PSP has been described worldwide . In the United States, PSP primarily occurs in seafood harvested from the Northeast, Pacific Northwest, and Alaskan waters . As an example, from 2010 to 2011, there was a marked increase in the number of PSP cases in southeast Alaska, all of which stemmed from the ingestion of non-commercially harvested shellfish (specifically, cockles, blue mussels, butter/little neck clams, and Dungeness crabs) . A subsequent CDC report noted that non-commercially-harvested Alaskan shellfish can have high levels of PSP toxin at any time of year . Clinicians were urged to report suspected cases to health officials and to collect and freeze patient urine and shellfish samples (if available) for testing. In contrast, commercial shellfish are routinely monitored for PSP toxin in Alaska and are safe to consume .
●Pathophysiology – The toxins that cause PSP are formed by dinoflagellates of the genus Alexandrium and are collectively known as saxitoxins [4,9,10]. These toxins are taken up by seafood vectors, most commonly, bivalve mollusks such as mussels, clams, scallops, and oysters, as well as by crabs and snails, with no apparent ill effect. The PSP toxins are not destroyed by heat, marinating, or freezing. Contaminated seafood smells, tastes, and appears normal.

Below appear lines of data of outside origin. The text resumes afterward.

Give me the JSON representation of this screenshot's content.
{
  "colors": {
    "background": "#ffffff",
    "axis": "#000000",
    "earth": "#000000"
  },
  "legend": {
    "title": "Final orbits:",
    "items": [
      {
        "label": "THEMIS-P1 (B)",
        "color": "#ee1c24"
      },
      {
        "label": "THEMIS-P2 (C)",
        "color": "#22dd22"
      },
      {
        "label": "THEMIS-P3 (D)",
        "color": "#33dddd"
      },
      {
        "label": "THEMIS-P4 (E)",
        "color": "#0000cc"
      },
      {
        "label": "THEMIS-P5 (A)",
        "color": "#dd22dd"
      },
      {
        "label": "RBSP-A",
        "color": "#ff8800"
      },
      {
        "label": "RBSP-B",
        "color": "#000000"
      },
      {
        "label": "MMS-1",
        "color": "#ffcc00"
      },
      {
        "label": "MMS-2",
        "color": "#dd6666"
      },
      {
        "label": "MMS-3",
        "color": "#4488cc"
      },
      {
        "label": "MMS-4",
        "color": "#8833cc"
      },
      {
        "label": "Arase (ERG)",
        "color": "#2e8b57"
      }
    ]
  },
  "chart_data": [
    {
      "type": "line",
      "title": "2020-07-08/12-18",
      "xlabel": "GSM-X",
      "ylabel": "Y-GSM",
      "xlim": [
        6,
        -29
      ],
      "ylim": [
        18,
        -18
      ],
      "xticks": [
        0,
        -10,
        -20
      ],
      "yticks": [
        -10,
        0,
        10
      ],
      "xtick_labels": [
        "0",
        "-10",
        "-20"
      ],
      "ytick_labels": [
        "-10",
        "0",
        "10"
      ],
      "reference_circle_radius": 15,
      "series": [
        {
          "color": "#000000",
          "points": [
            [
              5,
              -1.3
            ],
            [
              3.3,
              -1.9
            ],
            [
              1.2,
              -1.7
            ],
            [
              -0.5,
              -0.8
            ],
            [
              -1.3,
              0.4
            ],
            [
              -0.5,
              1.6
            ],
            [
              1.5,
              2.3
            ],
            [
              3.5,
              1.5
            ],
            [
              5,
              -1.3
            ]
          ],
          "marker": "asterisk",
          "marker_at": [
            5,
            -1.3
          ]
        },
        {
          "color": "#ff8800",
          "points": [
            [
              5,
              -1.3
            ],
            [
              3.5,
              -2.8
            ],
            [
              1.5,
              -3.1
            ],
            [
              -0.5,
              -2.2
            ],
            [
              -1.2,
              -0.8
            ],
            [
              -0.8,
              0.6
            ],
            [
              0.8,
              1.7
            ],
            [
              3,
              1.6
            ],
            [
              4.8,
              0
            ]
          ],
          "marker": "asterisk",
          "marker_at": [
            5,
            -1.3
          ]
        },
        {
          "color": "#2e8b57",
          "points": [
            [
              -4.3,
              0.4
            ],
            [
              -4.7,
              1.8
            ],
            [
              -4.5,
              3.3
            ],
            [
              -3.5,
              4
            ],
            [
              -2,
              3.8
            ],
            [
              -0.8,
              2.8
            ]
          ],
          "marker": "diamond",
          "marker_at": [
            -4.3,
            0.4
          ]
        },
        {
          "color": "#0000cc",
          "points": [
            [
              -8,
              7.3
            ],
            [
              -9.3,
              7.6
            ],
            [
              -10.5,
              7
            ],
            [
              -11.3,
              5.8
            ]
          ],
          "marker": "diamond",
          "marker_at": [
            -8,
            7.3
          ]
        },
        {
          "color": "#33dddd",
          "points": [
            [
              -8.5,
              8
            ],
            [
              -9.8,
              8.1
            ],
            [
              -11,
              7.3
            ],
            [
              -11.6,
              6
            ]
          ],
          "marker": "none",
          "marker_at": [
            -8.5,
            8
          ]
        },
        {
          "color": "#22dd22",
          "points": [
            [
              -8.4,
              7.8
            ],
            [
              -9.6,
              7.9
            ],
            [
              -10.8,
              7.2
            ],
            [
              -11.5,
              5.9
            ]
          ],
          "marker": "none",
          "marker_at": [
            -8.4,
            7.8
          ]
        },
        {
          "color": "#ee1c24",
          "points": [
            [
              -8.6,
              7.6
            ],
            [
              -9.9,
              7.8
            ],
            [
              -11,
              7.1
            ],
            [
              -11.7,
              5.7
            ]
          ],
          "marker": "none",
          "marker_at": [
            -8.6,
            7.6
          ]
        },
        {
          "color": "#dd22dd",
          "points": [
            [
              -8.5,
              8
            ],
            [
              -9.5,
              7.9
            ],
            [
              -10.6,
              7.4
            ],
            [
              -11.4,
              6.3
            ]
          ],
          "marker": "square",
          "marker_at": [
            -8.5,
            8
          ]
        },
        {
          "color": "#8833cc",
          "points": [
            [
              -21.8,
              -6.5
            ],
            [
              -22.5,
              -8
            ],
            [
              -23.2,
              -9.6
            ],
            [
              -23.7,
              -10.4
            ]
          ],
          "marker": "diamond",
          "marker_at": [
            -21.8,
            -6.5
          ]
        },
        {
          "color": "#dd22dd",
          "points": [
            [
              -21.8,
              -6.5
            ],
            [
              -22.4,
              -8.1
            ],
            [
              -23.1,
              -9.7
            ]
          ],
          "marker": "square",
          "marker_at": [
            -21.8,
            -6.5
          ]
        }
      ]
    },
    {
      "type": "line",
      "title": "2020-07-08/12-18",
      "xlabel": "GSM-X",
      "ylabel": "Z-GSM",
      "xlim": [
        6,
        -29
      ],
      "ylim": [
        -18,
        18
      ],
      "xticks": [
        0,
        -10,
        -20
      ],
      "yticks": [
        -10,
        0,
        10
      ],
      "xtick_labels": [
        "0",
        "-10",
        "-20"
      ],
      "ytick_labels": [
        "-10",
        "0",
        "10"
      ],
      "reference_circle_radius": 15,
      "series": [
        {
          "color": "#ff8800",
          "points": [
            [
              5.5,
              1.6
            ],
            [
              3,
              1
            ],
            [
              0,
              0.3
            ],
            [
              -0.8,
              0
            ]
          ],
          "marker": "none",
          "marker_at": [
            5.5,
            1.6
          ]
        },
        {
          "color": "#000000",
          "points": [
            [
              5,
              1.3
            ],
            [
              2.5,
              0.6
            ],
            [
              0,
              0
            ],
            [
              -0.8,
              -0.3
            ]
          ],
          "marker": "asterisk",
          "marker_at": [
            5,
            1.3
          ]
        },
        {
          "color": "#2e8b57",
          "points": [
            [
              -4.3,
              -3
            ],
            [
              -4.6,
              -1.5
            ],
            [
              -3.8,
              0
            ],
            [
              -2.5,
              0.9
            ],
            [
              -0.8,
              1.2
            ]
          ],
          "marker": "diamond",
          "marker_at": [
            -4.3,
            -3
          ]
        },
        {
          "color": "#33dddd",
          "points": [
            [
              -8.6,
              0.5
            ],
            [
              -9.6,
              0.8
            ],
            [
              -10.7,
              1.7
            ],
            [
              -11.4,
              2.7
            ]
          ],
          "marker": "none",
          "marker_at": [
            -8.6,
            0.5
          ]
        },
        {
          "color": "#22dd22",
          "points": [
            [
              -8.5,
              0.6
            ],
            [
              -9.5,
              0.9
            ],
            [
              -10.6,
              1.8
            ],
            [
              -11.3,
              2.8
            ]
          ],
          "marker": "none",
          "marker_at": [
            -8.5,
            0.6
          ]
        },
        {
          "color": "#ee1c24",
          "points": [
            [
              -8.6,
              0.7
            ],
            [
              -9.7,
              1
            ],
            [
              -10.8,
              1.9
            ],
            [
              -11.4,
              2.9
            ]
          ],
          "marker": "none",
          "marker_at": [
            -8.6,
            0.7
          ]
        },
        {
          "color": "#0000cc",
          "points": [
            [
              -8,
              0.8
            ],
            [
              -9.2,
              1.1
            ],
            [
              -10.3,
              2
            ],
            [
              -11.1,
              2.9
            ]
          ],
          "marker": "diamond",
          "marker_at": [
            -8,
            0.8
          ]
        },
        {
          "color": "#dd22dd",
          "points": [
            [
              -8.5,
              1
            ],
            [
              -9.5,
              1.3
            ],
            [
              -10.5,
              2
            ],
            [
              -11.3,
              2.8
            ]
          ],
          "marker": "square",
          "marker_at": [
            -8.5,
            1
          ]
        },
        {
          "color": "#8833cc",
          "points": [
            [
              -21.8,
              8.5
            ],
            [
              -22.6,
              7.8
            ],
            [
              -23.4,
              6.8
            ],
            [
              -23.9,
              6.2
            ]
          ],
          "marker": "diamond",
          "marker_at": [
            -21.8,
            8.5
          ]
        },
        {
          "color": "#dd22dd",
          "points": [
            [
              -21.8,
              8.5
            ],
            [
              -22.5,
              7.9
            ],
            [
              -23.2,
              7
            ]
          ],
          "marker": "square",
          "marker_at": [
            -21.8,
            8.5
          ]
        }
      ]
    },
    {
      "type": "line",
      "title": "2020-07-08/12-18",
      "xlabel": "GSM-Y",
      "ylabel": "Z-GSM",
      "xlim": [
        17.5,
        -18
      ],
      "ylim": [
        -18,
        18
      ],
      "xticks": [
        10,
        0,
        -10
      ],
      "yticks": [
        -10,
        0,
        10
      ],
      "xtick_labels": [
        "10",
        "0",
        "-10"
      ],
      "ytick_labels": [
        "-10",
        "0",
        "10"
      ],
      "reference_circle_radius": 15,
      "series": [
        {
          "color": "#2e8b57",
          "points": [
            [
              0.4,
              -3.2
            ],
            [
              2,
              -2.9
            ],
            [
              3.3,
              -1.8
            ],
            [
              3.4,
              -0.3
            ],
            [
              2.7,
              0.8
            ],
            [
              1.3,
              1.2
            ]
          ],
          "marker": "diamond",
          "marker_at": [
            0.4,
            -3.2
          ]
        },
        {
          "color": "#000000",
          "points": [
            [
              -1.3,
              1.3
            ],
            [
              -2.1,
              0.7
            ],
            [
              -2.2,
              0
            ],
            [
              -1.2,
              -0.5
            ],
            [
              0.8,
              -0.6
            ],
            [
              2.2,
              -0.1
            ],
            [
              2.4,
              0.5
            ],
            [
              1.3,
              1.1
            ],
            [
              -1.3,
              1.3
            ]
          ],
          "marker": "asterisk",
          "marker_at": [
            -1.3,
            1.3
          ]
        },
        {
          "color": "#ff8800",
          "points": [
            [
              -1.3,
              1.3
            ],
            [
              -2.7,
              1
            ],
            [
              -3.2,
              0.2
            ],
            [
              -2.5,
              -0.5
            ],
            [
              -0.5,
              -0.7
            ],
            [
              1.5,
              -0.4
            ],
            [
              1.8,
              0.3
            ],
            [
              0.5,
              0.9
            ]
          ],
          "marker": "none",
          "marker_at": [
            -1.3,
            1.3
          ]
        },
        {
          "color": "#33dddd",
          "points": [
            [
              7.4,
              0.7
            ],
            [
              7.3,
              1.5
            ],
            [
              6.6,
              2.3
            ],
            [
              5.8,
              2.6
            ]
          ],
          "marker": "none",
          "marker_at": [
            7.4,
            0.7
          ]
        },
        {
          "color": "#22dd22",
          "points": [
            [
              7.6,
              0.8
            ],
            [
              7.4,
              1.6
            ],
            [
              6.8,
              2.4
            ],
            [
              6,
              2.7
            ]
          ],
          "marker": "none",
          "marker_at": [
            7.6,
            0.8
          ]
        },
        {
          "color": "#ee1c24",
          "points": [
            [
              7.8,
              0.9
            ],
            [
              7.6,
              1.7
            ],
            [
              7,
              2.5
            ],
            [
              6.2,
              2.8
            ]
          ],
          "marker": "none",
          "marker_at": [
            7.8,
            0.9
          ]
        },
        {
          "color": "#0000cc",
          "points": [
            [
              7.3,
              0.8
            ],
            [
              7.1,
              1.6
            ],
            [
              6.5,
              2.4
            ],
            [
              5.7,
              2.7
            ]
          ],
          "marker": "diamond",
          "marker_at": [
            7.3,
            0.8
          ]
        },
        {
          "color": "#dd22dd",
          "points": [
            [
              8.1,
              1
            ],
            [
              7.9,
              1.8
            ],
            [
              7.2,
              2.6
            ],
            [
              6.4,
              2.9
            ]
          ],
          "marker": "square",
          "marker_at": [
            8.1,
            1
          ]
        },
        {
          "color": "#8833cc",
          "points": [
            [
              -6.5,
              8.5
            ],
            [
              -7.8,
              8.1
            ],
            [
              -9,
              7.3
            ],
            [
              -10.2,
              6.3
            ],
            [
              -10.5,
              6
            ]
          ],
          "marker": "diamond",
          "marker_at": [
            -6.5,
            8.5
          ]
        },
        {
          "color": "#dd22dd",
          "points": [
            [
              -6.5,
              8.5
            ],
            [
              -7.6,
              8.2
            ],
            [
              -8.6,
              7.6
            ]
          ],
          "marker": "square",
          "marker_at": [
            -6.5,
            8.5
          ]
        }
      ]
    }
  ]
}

●Clinical manifestations and diagnosis – In humans, the PSP toxins block sodium ion channels and rapidly cause neurologic symptoms ranging from perioral tingling, ataxia, difficulty swallowing, dizziness, paresthesias, weakness to paralysis, brainstem dysfunction, and respiratory failure [4,7,9]. Onset of symptoms ranges from a few minutes to approximately four hours. In untreated patients, the case fatality rate is as high as 12 percent , and death may occur within 2 to 12 hours of seafood ingestion of contaminated seafood. With proper supportive care, most patients survive. Neurotoxic symptoms tend to improve gradually after 12 hours and are resolve completely within a few days [4,9].
A working diagnosis of paralytic shellfish poisoning is made when there is a history of consumption of a known seafood vector of PSP followed by the onset of neurologic symptoms, including paralysis . Frequently ingestion of a noncommercial harvest of shellfish or crabs is noted and a cluster of cases is identified. The diagnosis is confirmed by the detection of saxitoxin in the urine of affected patients or samples of the seafood. The local health department should be contacted to assist with laboratory confirmation.